第5話
「・・・最近、ふとした拍子に、あの方は今どうしているだろうかと思うよ。」
突然、彦四郎さんはそう呟いた。
「お元気でいるのかどうか、ふと思う。姫は、年齢的に言っても、私の娘と同じくらいだったからな。」
感傷的に、なっている?
その横顔が、青に染まって寂しそうに揺れる。
「十津川を出る時に、姫と約束したのだ。」
「え?」
「生き抜く覚悟をきめて、もう一度会う、と。」
生き抜く覚悟を。
姉ちゃん、らしいな。
「・・・死ぬ覚悟ならまだしも、生き抜く覚悟をだなんて、言われたのは初めてだったからな。

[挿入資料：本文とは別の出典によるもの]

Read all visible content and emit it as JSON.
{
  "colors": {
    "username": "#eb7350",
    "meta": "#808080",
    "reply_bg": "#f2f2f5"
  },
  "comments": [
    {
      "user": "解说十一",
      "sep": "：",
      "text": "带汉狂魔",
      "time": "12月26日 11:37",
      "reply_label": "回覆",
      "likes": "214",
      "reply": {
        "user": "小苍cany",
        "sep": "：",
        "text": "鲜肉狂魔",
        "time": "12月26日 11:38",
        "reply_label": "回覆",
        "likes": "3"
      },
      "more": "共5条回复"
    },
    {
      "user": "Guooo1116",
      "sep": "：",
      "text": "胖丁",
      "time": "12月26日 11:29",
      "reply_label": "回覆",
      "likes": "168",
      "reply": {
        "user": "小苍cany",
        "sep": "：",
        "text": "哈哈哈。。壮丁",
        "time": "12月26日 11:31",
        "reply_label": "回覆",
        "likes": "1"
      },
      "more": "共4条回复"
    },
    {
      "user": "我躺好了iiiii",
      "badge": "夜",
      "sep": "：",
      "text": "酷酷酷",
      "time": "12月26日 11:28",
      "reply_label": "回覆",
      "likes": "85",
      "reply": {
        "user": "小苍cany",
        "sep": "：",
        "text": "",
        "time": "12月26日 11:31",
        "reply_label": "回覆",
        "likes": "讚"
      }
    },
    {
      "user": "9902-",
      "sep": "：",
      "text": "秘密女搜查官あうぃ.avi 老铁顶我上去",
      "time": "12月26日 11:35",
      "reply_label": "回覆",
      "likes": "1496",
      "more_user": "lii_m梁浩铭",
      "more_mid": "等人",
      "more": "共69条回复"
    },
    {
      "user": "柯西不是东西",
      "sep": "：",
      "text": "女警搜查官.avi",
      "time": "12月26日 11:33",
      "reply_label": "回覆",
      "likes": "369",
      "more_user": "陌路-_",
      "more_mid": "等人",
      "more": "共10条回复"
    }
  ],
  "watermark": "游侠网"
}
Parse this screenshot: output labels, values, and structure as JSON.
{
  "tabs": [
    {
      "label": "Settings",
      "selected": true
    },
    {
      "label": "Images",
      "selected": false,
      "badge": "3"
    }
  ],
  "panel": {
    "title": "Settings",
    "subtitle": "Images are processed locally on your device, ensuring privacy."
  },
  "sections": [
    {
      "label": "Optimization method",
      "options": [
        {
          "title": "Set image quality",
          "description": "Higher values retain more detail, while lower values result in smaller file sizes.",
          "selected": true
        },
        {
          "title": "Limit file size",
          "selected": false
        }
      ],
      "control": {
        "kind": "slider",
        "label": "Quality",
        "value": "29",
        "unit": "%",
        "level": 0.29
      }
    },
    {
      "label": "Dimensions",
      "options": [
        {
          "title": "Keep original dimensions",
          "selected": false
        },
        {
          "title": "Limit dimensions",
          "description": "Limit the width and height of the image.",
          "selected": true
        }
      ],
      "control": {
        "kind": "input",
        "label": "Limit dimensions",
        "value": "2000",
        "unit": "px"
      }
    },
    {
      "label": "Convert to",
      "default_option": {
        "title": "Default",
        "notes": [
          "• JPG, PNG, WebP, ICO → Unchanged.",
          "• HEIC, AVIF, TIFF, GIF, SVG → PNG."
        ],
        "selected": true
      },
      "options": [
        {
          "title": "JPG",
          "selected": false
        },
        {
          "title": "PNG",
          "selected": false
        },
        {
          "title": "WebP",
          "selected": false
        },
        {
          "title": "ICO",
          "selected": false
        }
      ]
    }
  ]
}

心に残って、原動力になってくれている。」
もう一度、会う。
そう願って、剣を取る。
それはきっと、死ぬ覚悟をきめることよりも、
さらに強く走れる。
武士道とかそういうものは完全無視かもしれないけれど。
「けれど、どうやら守れないかもしれない。」
彦四郎さんは、ぼそりとそう言った。
風が耳元で唸ったのかと思ったけれど。
「・・・え?」
尋ねると、彦四郎さんは一度微笑んだ。
「恐らく、私はここで命を落とす。」
心臓が、収縮する。
突然走ったその痛みに、息ができなくなる。
「宮様の盾になって、死ぬだろう。」
苦しい。
そういうことを、薄々感づいてしまうとでも言うのだろうか。